40

72K 3.9K 577
                                    

"Kamu gak mandi?" Edgar keluar dari kamar mandi sambil memakai kaus hitamnya.

Neira hanya diam memandang ke arah nakas samping tempat tidur. Sesekali ia mengeluarkan air mata mengingat apa yang baru saja dilakukan oleh Edgar padanya. Trauma yang sudah mulai terobati, kini kembali terbuka. Kejadian yang merupakan awal dari semua kejadian ini.

Edgar mendekati Neira dan duduk disamping Neira. Neira yang mengetahui Edgar mendekatinya semakin mengeratkan selimut yang ia gunakan untuk menutupi tubuhnya. Edgar mengelus pipi Neira dan langsung ditepis Neira dengan lengan kanannya. Edgar memang terkejut walaupun ia mengetahuinya pasti akan seperti ini.

"Maaf," Edgar masih berusaha untuk mengelus pipi Neira, menghapus jejak air mata yang tersisa disana. Neira pun tetap menepis dan tak ingin membiarkan Edgar menyentuhnya.

"Nei," Panggil Edgar dengan lembut dan tatapan yang seperti memohon.

Neira tak menghiraukan, Neira semakin menaikan selimutnya berusaha menutupi semua tubuhnya. Edgar menghela nafasnya karena perlakuan Neira. Ia bangkit dari duduknya dan berjalan menuju lemarinya. Edgar mengambil salah satu kaus miliknya.

"Nih, baju kamu masih di mobil," Edgar memberikan kaus yang ia ambil tadi kepada Neira. Neira mengambil kaus tersebut, namun tidak langsung memakainya. Neira benar-benar tidak mau melepas selimut yang menutupi tubuhnya.

"Aku ambil makan dulu," Edgar mengelus kepala Neira walaupun Neira tetap menghindarinya dengan mengelakkan kepalanya. Edgar hanya bisa menghembuskan nafasnya dengan perlakuan Neira.

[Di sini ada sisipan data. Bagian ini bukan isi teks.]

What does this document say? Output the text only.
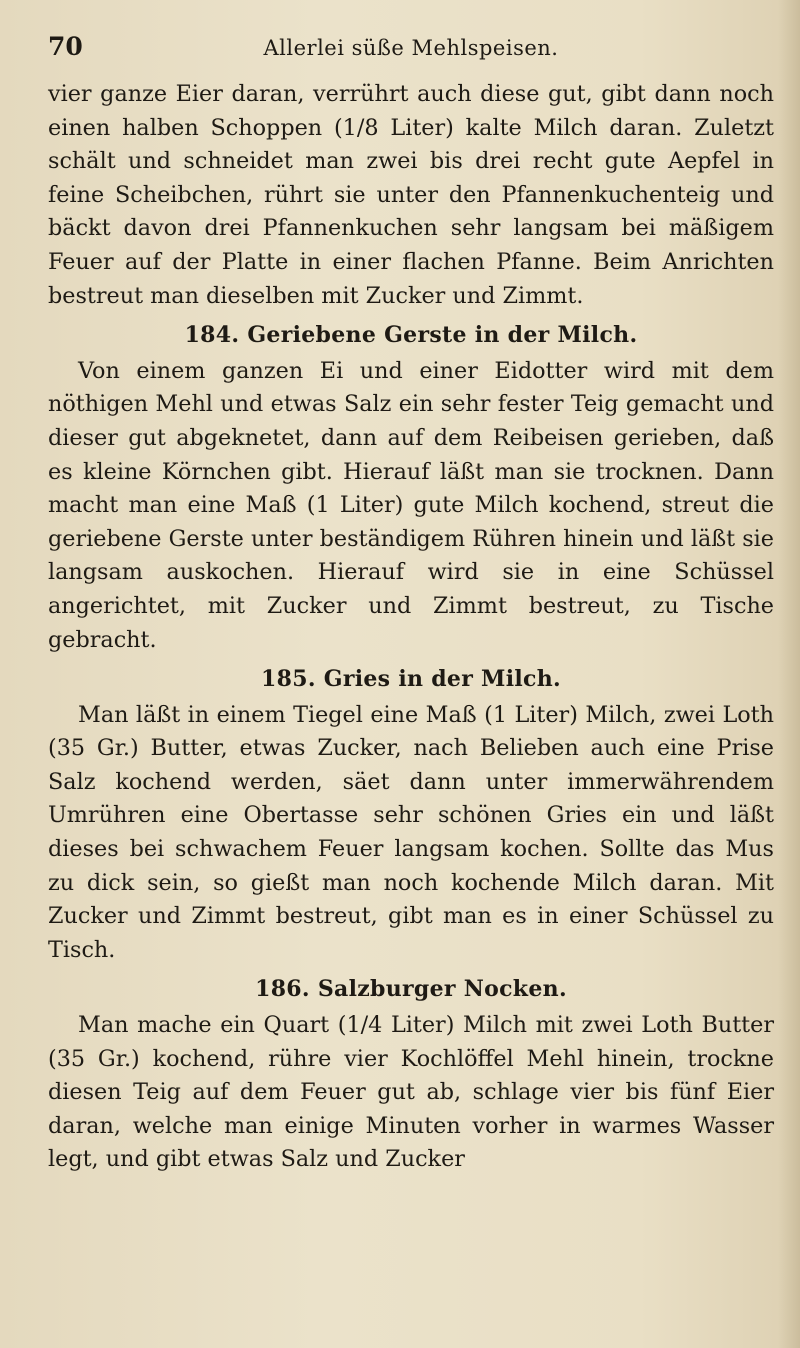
70	Allerlei süße Mehlspeisen.

vier ganze Eier daran, verrührt auch diese gut, gibt dann noch einen halben Schoppen (1/8 Liter) kalte Milch daran. Zuletzt schält und schneidet man zwei bis drei recht gute Aepfel in feine Scheibchen, rührt sie unter den Pfannenkuchenteig und bäckt davon drei Pfannenkuchen sehr langsam bei mäßigem Feuer auf der Platte in einer flachen Pfanne. Beim Anrichten bestreut man dieselben mit Zucker und Zimmt.

184. Geriebene Gerste in der Milch.

Von einem ganzen Ei und einer Eidotter wird mit dem nöthigen Mehl und etwas Salz ein sehr fester Teig gemacht und dieser gut abgeknetet, dann auf dem Reibeisen gerieben, daß es kleine Körnchen gibt. Hierauf läßt man sie trocknen. Dann macht man eine Maß (1 Liter) gute Milch kochend, streut die geriebene Gerste unter beständigem Rühren hinein und läßt sie langsam auskochen. Hierauf wird sie in eine Schüssel angerichtet, mit Zucker und Zimmt bestreut, zu Tische gebracht.

185. Gries in der Milch.

Man läßt in einem Tiegel eine Maß (1 Liter) Milch, zwei Loth (35 Gr.) Butter, etwas Zucker, nach Belieben auch eine Prise Salz kochend werden, säet dann unter immerwährendem Umrühren eine Obertasse sehr schönen Gries ein und läßt dieses bei schwachem Feuer langsam kochen. Sollte das Mus zu dick sein, so gießt man noch kochende Milch daran. Mit Zucker und Zimmt bestreut, gibt man es in einer Schüssel zu Tisch.

186. Salzburger Nocken.

Man mache ein Quart (1/4 Liter) Milch mit zwei Loth Butter (35 Gr.) kochend, rühre vier Kochlöffel Mehl hinein, trockne diesen Teig auf dem Feuer gut ab, schlage vier bis fünf Eier daran, welche man einige Minuten vorher in warmes Wasser legt, und gibt etwas Salz und Zucker
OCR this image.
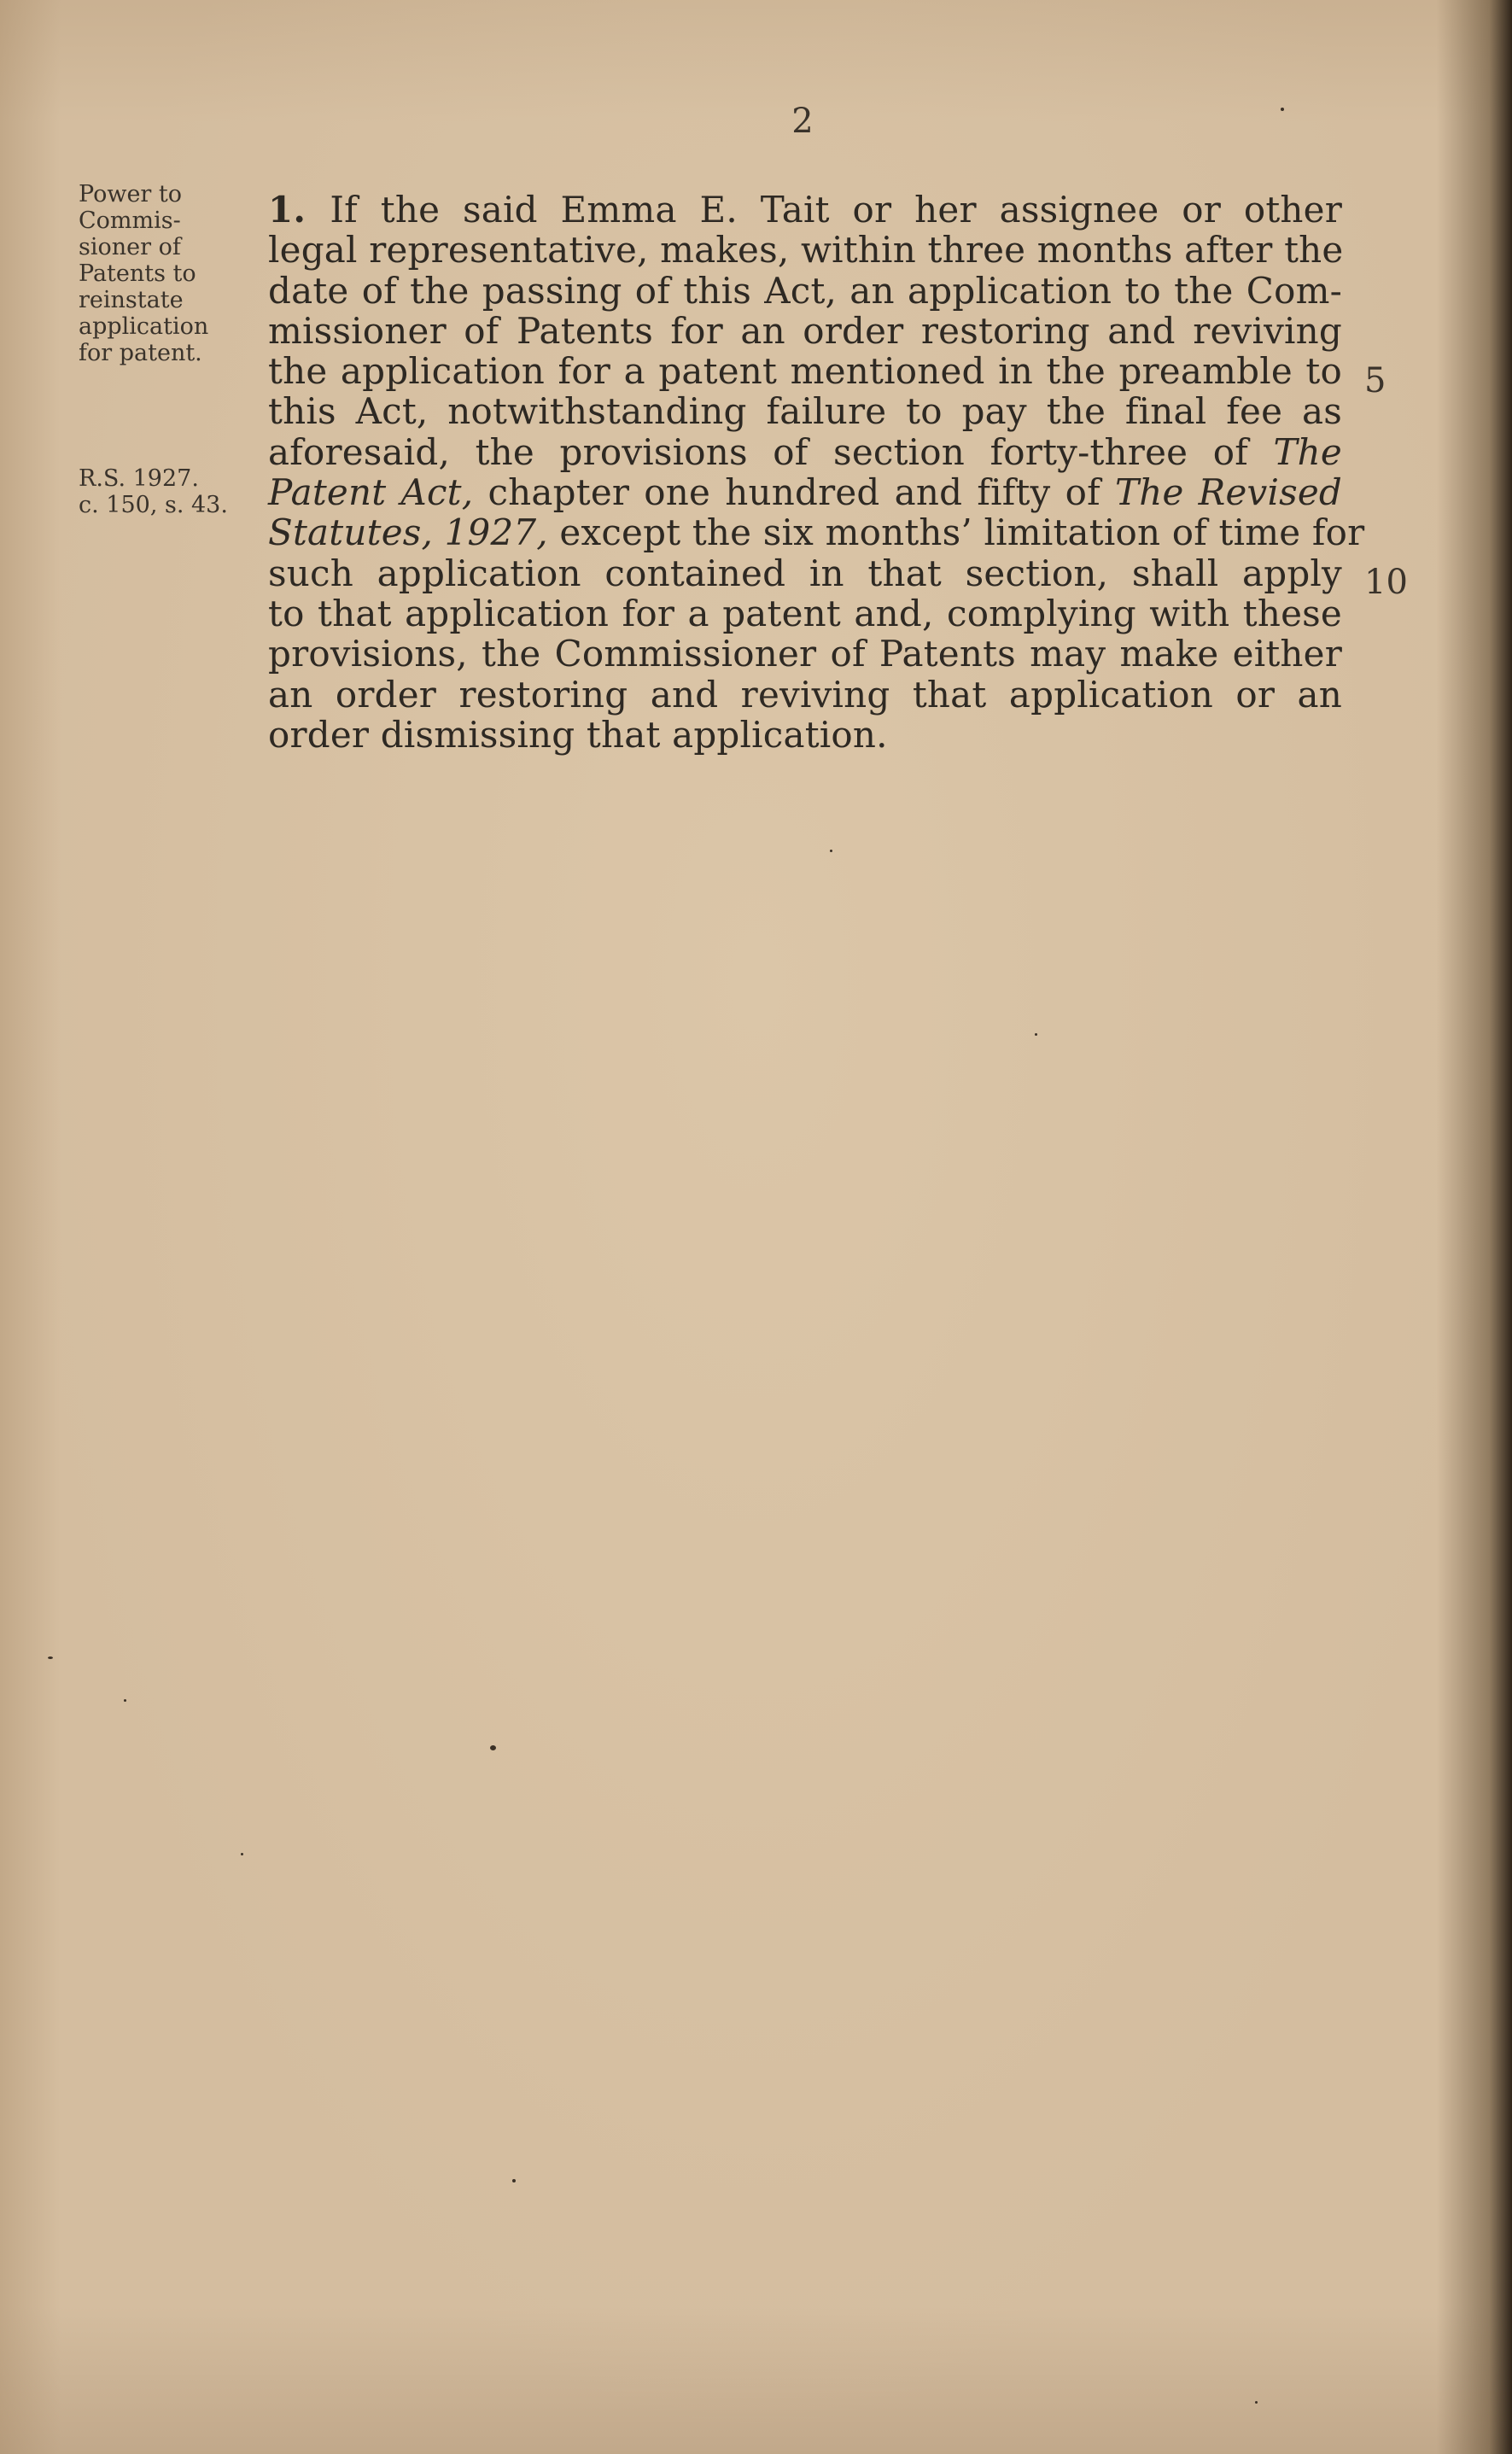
2
Power to
Commis-
sioner of
Patents to
reinstate
application
for patent.
R.S. 1927.
c. 150, s. 43.
1. If the said Emma E. Tait or her assignee or other
legal representative, makes, within three months after the
date of the passing of this Act, an application to the Com-
missioner of Patents for an order restoring and reviving
the application for a patent mentioned in the preamble to
this Act, notwithstanding failure to pay the final fee as
aforesaid, the provisions of section forty-three of The
Patent Act, chapter one hundred and fifty of The Revised
Statutes, 1927, except the six months’ limitation of time for
such application contained in that section, shall apply
to that application for a patent and, complying with these
provisions, the Commissioner of Patents may make either
an order restoring and reviving that application or an
order dismissing that application.
5
10
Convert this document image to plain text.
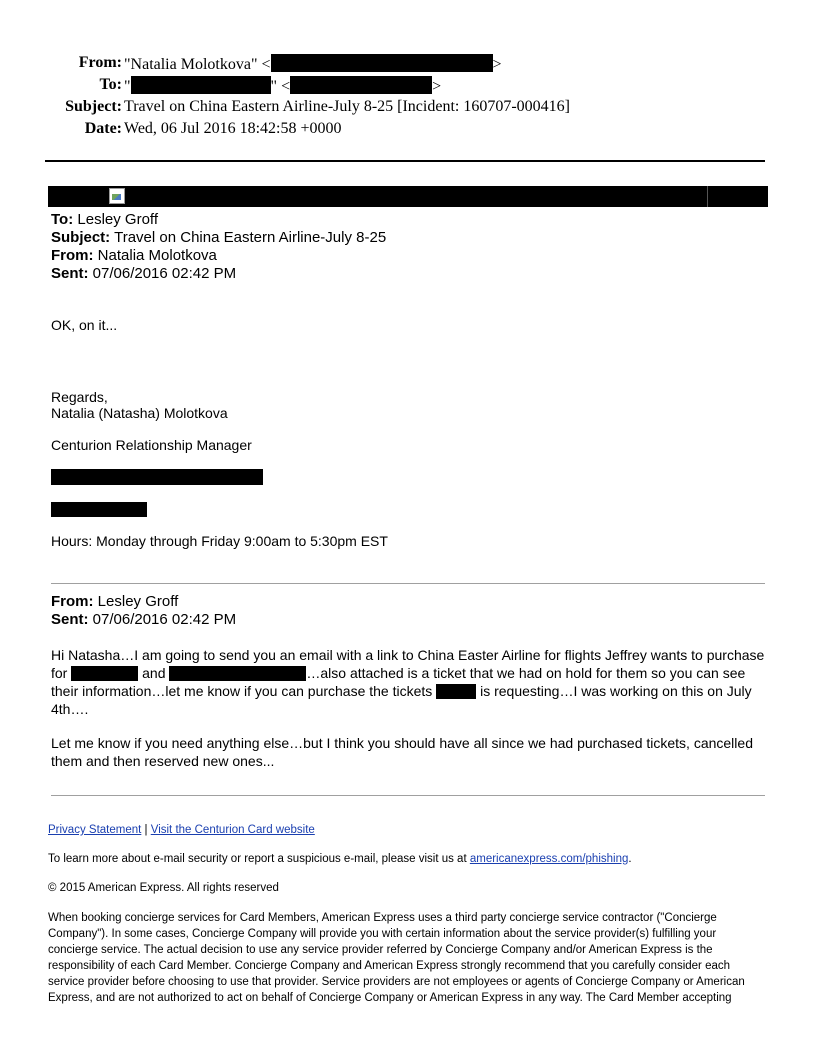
From: "Natalia Molotkova" <	>
To: "	" <	>
Subject: Travel on China Eastern Airline-July 8-25 [Incident: 160707-000416]
Date: Wed, 06 Jul 2016 18:42:58 +0000
To: Lesley Groff
Subject: Travel on China Eastern Airline-July 8-25
From: Natalia Molotkova
Sent: 07/06/2016 02:42 PM
OK, on it...
Regards,
Natalia (Natasha) Molotkova
Centurion Relationship Manager
Hours: Monday through Friday 9:00am to 5:30pm EST
From: Lesley Groff
Sent: 07/06/2016 02:42 PM
Hi Natasha…I am going to send you an email with a link to China Easter Airline for flights Jeffrey wants to purchase
for	and	…also attached is a ticket that we had on hold for them so you can see
their information…let me know if you can purchase the tickets	is requesting…I was working on this on July
4th….
Let me know if you need anything else…but I think you should have all since we had purchased tickets, cancelled
them and then reserved new ones...
Privacy Statement | Visit the Centurion Card website
To learn more about e-mail security or report a suspicious e-mail, please visit us at americanexpress.com/phishing.
© 2015 American Express. All rights reserved
When booking concierge services for Card Members, American Express uses a third party concierge service contractor ("Concierge
Company"). In some cases, Concierge Company will provide you with certain information about the service provider(s) fulfilling your
concierge service. The actual decision to use any service provider referred by Concierge Company and/or American Express is the
responsibility of each Card Member. Concierge Company and American Express strongly recommend that you carefully consider each
service provider before choosing to use that provider. Service providers are not employees or agents of Concierge Company or American
Express, and are not authorized to act on behalf of Concierge Company or American Express in any way. The Card Member accepting
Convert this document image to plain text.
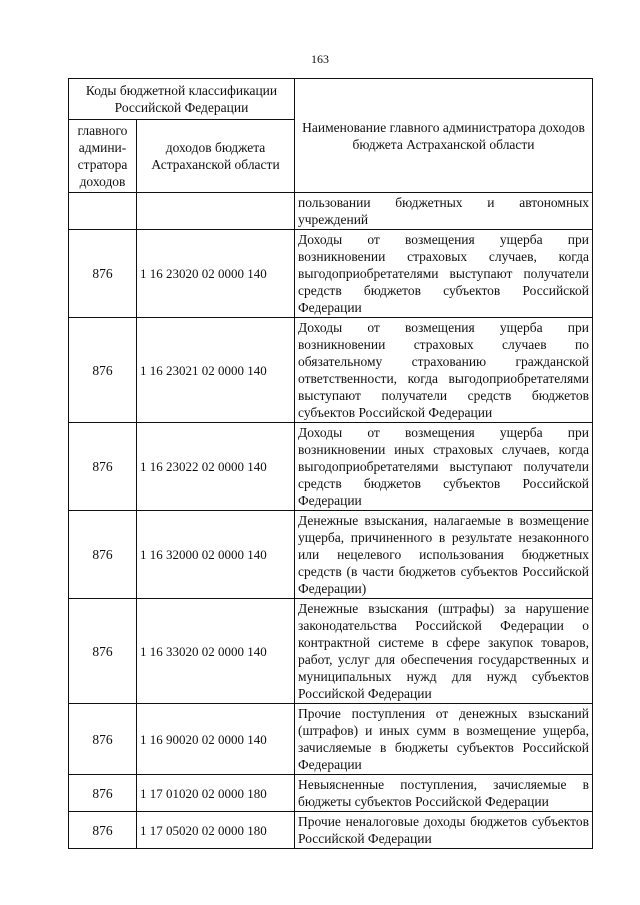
163
Коды бюджетной классификации Российской Федерации		Наименование главного администратора доходов бюджета Астраханской области
главного админи-стратора доходов	доходов бюджета Астраханской области	
		пользовании бюджетных и автономных учреждений
876	1 16 23020 02 0000 140	Доходы от возмещения ущерба при возникновении страховых случаев, когда выгодоприобретателями выступают получатели средств бюджетов субъектов Российской Федерации
876	1 16 23021 02 0000 140	Доходы от возмещения ущерба при возникновении страховых случаев по обязательному страхованию гражданской ответственности, когда выгодоприобретателями выступают получатели средств бюджетов субъектов Российской Федерации
876	1 16 23022 02 0000 140	Доходы от возмещения ущерба при возникновении иных страховых случаев, когда выгодоприобретателями выступают получатели средств бюджетов субъектов Российской Федерации
876	1 16 32000 02 0000 140	Денежные взыскания, налагаемые в возмещение ущерба, причиненного в результате незаконного или нецелевого использования бюджетных средств (в части бюджетов субъектов Российской Федерации)
876	1 16 33020 02 0000 140	Денежные взыскания (штрафы) за нарушение законодательства Российской Федерации о контрактной системе в сфере закупок товаров, работ, услуг для обеспечения государственных и муниципальных нужд для нужд субъектов Российской Федерации
876	1 16 90020 02 0000 140	Прочие поступления от денежных взысканий (штрафов) и иных сумм в возмещение ущерба, зачисляемые в бюджеты субъектов Российской Федерации
876	1 17 01020 02 0000 180	Невыясненные поступления, зачисляемые в бюджеты субъектов Российской Федерации
876	1 17 05020 02 0000 180	Прочие неналоговые доходы бюджетов субъектов Российской Федерации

Tak lama dari itu, Edgar keluar kamar untuk mengambilkan makan malam untuk Neira. Walaupun saat ini sudah lewat waktu untuk makan malam dan orang-orang yang ada disana pun sepertinya sudah tertidur. Mungkin hanya Neira dan Edgar yang masih terjaga.

Saat Edgar sudah benar-benar pergi dari kamar, Neira cepat-cepat memakai kaus itu walaupun tanpa dalaman. Bagi dia untuk sekarang itu lebih baik daripada hanya memakai selimut. Pakaiannya sudah habis terkoyak. Dan tak mungkin juga ia mengambil pakaiannya yang lain di mobil Edgar.

Sekitar 5 menit kemudian, Edgar sudah kembali dengan membawa nampan yang berisikan makanan dan susu. Edgar menghampiri Neira dan menaruh nampan itu di nakas dekat Neira. Lalu ia duduk dekat Neira dan tersenyum kepada Neira walaupun Neira membuang muka saat ia menatapnya. Namun Edgar tetap diam, ia yakin Neira pasti masih marah kepadanya.

"Makan dulu," Edgar mengambil piring yang berisikan makanan dan memberikannya kepada Neira. Neira menolaknya dengan mendorong piring tersebut.

"Kenapa? Kamu belum makan, aku suapin ya?" Ucap Edgar dengan lembut sambil menyodorkan sendok ke mulut Neira. Neira menggeleng dan memalingkan kepalanya. Edgar pun kekeuh untuk tetap menyuapi Neira, hingga Neira mendorong sendok itu hingga makanan yang ada disensor itu berserakan di lantai.

Neira terkejut dengan perilakunya, namun lain dengan Edgar yang terlihat marah. Edgar terlihat kesal karena perilaku Neira. Ia menatap Neira dengan tampang yang amat kesal dan kepalanya keras di lengan kirinya. Lalu ia menaruh piring yang ia pegang dengan sedikit bantingan.

"Mau kamu apa sih Nei? Aku udah sabar ya dari tadi hadapi kamu. Apa salahnya sih makan? Kalo kamu gak mau makan jangan kamu korbanin anak aku. Dia butuh makan, jangan egois nei!" Gertak Edgar yang lagi-lagi membuat Neira terkejut dan disertai mata yang berkaca-kaca.

"Siapa yang egois? Aku apa kakak? Aku udah mulai lupa sama kejadian waktu itu, kenapa kakak ulangi lagi? Aku_" Omongan Neira terputus karena tangisannya yang mulai deras.

"Hal itu wajar bagi kita nei,"

"Wajar bagi kakak, bukan aku. Belum saatnya buat aku kak!" Neira berteriak sambil memukul dada Edgar.